Görsellik Septicflesh için çok önemli. Lütfen son zamanlarda sizi etkileyen şeyleri bizimle paylaşır mısınız?
Görsel sanatlar başından beri ifademizin merkezi bir unsuru oldu. Bu daha çok kardeşimin alanı. O; resim, sinema, mitoloji ve modern sanattan ilham alır. Amacımız, müzik, görseller ve sözlerin birbirinden ayrılamaz olduğu eksiksiz bir evren yaratmak.
Sumerian Daemons çok iyi bir albümdü. O zamanlar bir röportajda “Grubu dağıtabiliriz” dediğinizi okumuştum. Bir süre ara verdiniz ve sonra geri döndünüz. Ondan sonra grup daha da büyüdü. Kariyerinize bakınca, grubun dönüm noktası sizce neydi?
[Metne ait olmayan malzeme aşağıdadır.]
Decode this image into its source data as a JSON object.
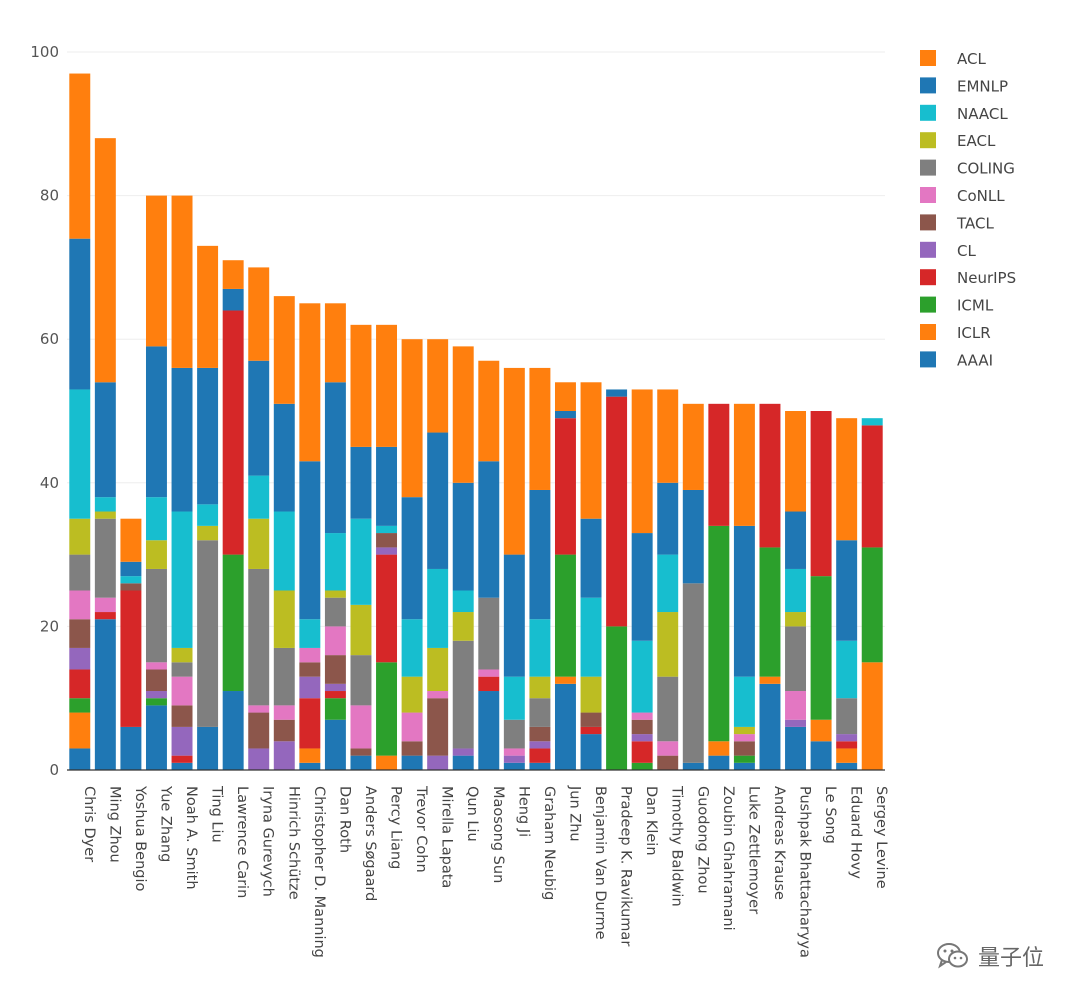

Evet, o dönemi hatırlıyorum. Bizim için dönüm noktası kesinlikle Communion albümümüzdü. Aradan sonra net bir vizyonla daha güçlü bir şekilde geri döndük. O albüm, bugün hâlâ yürüdüğümüz yolu belirledi.
Yunanlar ve Türkler birbirine çok benziyor. Türkiye’yi ziyaret ettiğinizde ne gözlemliyorsunuz?
Evet, her ziyaretimizde benzerlikleri hissediyoruz. Yunanlar ve Türkler arasında ortak bir sıcaklık, tutku ve misafirperverlik var. Bu yüzden Türkiye’de çalmak her zaman tanıdık geliyor.